Da steht er nämlich der deutsche Kleinwagen mit reinem E Antrieb.
Wollen wir doch mal sehen wo dann die ganzen Schreihälse bleiben die der deutschen Industrie immer vorwerfen nur Riesen SUV zu bauen.
Und die künstliche Empörung über diese CO2 Grenze ist ja wohl lächerlich,wo werden denn Luxuslimousine und SUVs bevorzugt gekauft, doch nicht in Europa, sondern Asien, Russland und den USA.
Selbst wenn sich BMW und Co da völlig zurück ziehen würden…da kommen eben Asiatische und amerikanische Hersteller und nehmen deren Platz ein und???
Starkstrompilot meint
Hallo,
so, so. So wird man also Leitmarkt für Elektromobilität. In dem man versucht, sie erst mal kräftig auszubremsen. Ob das allerdings so funktioniert, ist fraglich. Wen interessieren denn wirklich CO2-Grenzwerte? Verbrauchswerte sind eh geschönt. Alternative Antriebe dienen nur der Kaschierung des Flottenverbrauchs.

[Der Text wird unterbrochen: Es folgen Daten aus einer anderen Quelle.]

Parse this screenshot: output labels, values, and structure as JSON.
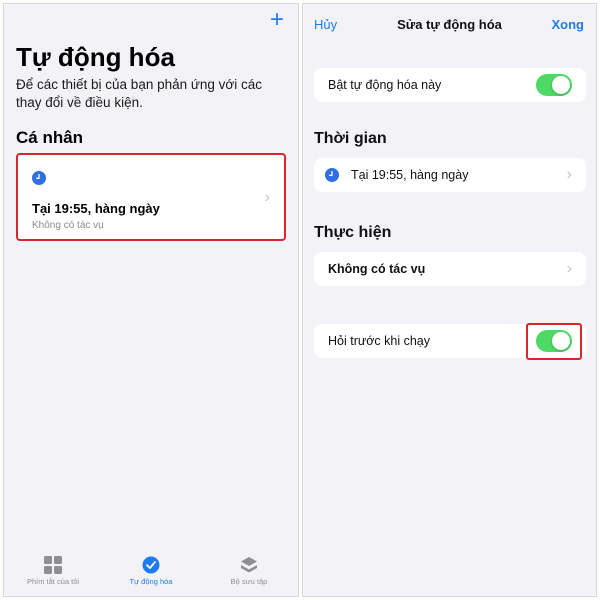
{
  "left": {
    "add_label": "+",
    "title": "Tự động hóa",
    "subtitle": "Để các thiết bị của bạn phản ứng với các thay đổi về điều kiện.",
    "section": "Cá nhân",
    "card": {
      "icon": "clock-icon",
      "title": "Tại 19:55, hàng ngày",
      "subtitle": "Không có tác vụ"
    },
    "tabs": [
      {
        "label": "Phím tắt của tôi",
        "icon": "grid-icon",
        "active": false
      },
      {
        "label": "Tự động hóa",
        "icon": "checkmark-clock-icon",
        "active": true
      },
      {
        "label": "Bộ sưu tập",
        "icon": "layers-icon",
        "active": false
      }
    ]
  },
  "right": {
    "nav": {
      "cancel": "Hủy",
      "title": "Sửa tự động hóa",
      "done": "Xong"
    },
    "enable_row": {
      "label": "Bật tự động hóa này",
      "on": true
    },
    "time_section": "Thời gian",
    "time_row": {
      "icon": "clock-icon",
      "label": "Tại 19:55, hàng ngày"
    },
    "action_section": "Thực hiện",
    "action_row": {
      "label": "Không có tác vụ"
    },
    "ask_row": {
      "label": "Hỏi trước khi chạy",
      "on": true
    }
  },
  "colors": {
    "accent": "#1e7cf2",
    "toggle_on": "#4cd964",
    "highlight": "#d7262f",
    "background": "#f2f2f7"
  }
}
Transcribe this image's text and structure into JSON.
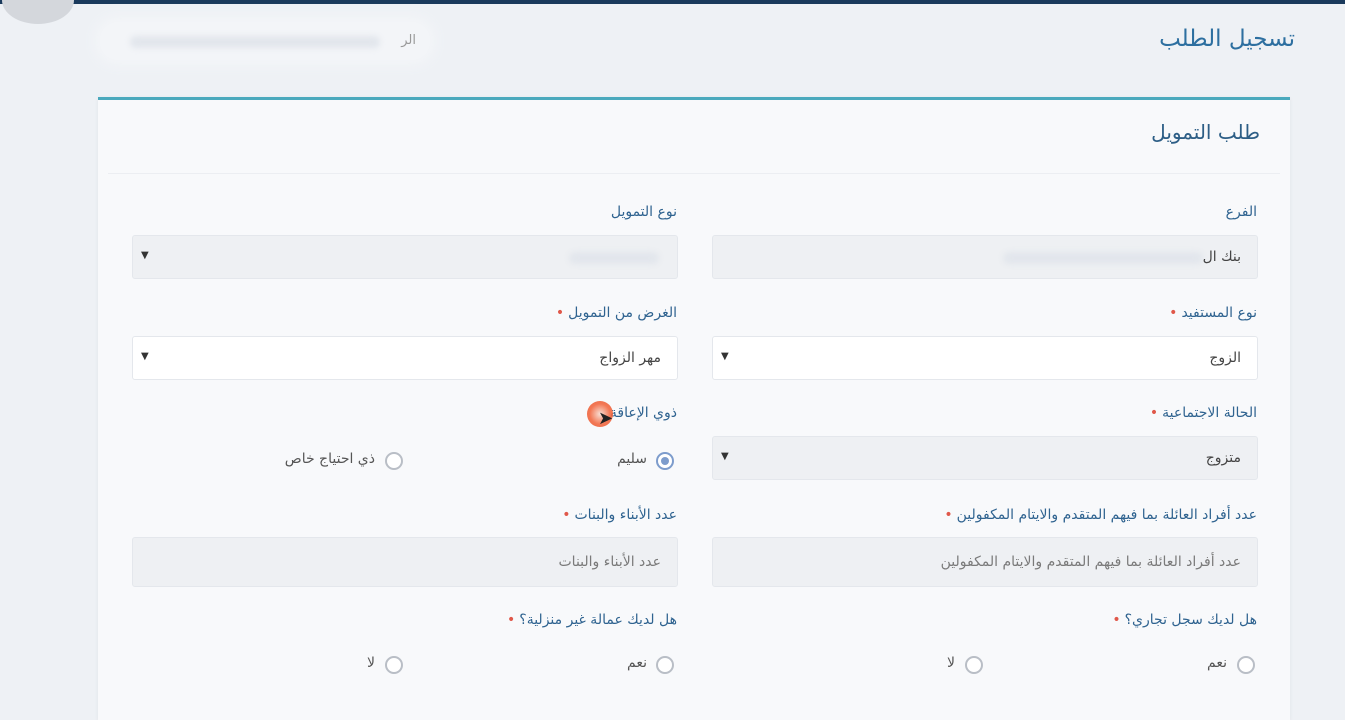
{
  "header": {
    "page_title": "تسجيل الطلب",
    "search_placeholder": "الر"
  },
  "card": {
    "title": "طلب التمويل"
  },
  "form": {
    "branch": {
      "label": "الفرع",
      "value": "بنك ال"
    },
    "financing_type": {
      "label": "نوع التمويل"
    },
    "beneficiary_type": {
      "label": "نوع المستفيد",
      "value": "الزوج"
    },
    "financing_purpose": {
      "label": "الغرض من التمويل",
      "value": "مهر الزواج"
    },
    "marital_status": {
      "label": "الحالة الاجتماعية",
      "value": "متزوج"
    },
    "disability": {
      "label": "ذوي الإعاقة",
      "options": [
        {
          "label": "سليم",
          "checked": true
        },
        {
          "label": "ذي احتياج خاص",
          "checked": false
        }
      ]
    },
    "family_members": {
      "label": "عدد أفراد العائلة بما فيهم المتقدم والايتام المكفولين",
      "placeholder": "عدد أفراد العائلة بما فيهم المتقدم والايتام المكفولين"
    },
    "children_count": {
      "label": "عدد الأبناء والبنات",
      "placeholder": "عدد الأبناء والبنات"
    },
    "commercial_register": {
      "label": "هل لديك سجل تجاري؟",
      "options": [
        {
          "label": "نعم",
          "checked": false
        },
        {
          "label": "لا",
          "checked": false
        }
      ]
    },
    "non_domestic_labor": {
      "label": "هل لديك عمالة غير منزلية؟",
      "options": [
        {
          "label": "نعم",
          "checked": false
        },
        {
          "label": "لا",
          "checked": false
        }
      ]
    }
  },
  "required_marker": "•",
  "colors": {
    "accent": "#4aa9bd",
    "label": "#2f6390",
    "required": "#e0584a"
  }
}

Wenn wie bemerkt BMW so viel in eine Entwicklung steckt, die es übrigens bei Renault schon seit 2 Jahren gibt, warum bauen sie dann nicht ein Auto, das ihrer würdig ist. Seit wann ist ein BMW ein Kleinwagen? Seit der Isetta jedenfalls nicht mehr. Der Grund ist, dass ein neuer Antrieb keinesfalls die vorhandenen Fahrzeuge verdrängen darf. Dieser Regel folgen übrigens alle deutschen Hersteller, außer Opel.
Diese Strategie ging ja auch die ganzen Jahre seit den Achtzigern durchaus auf. Jetzt ist aber ein neuer da: Tesla. Und hier ändert sich jetzt alles. Wenn die deutsche Autobranche nicht ganz schnell aufwacht, hat Herr Altmeier gerade begonnen einen sehr großen Anteil der deutschen Arbeitsplätze zu vernichten statt zu erhalten.
Sie unterhalten sich über Abgaswerte im Jahr 2024. Das sind noch 11 Jahre. 2024 werden Verbrennerautos unverkäuflich sein.
Über was reden die da und verprassen Steuergelder? Können die sich nicht um etwas wichtiges kümmern. Z.B. wie der Technologiewechsel stattfinden kann.
Denken wir mal an den Fernsehermarkt. Vor 10 Jahren hatten die meisten von uns noch eine Röhre. Es gab schon Flache, aber es waren Plasmaglotzen und kleiner als Röhren. Die Firmen sagten sich, wer weiß wie lang das noch dauert. Dann kamen die LCD, wurden immer größer, brauchten auch noch deutlich weniger Strom, wurden immer billiger und ab einem bestimmten Zeitpunkt waren Röhren unverkäuflich. Ganz neue Firmen waren in diesem Segment erschienen und hatten eine neue Innovationsgeschwindigkeit definiert. Bei den Autos wird es genauso sein. Es geschieht bereits und eigentlich sind die deutschen schon abgehängt.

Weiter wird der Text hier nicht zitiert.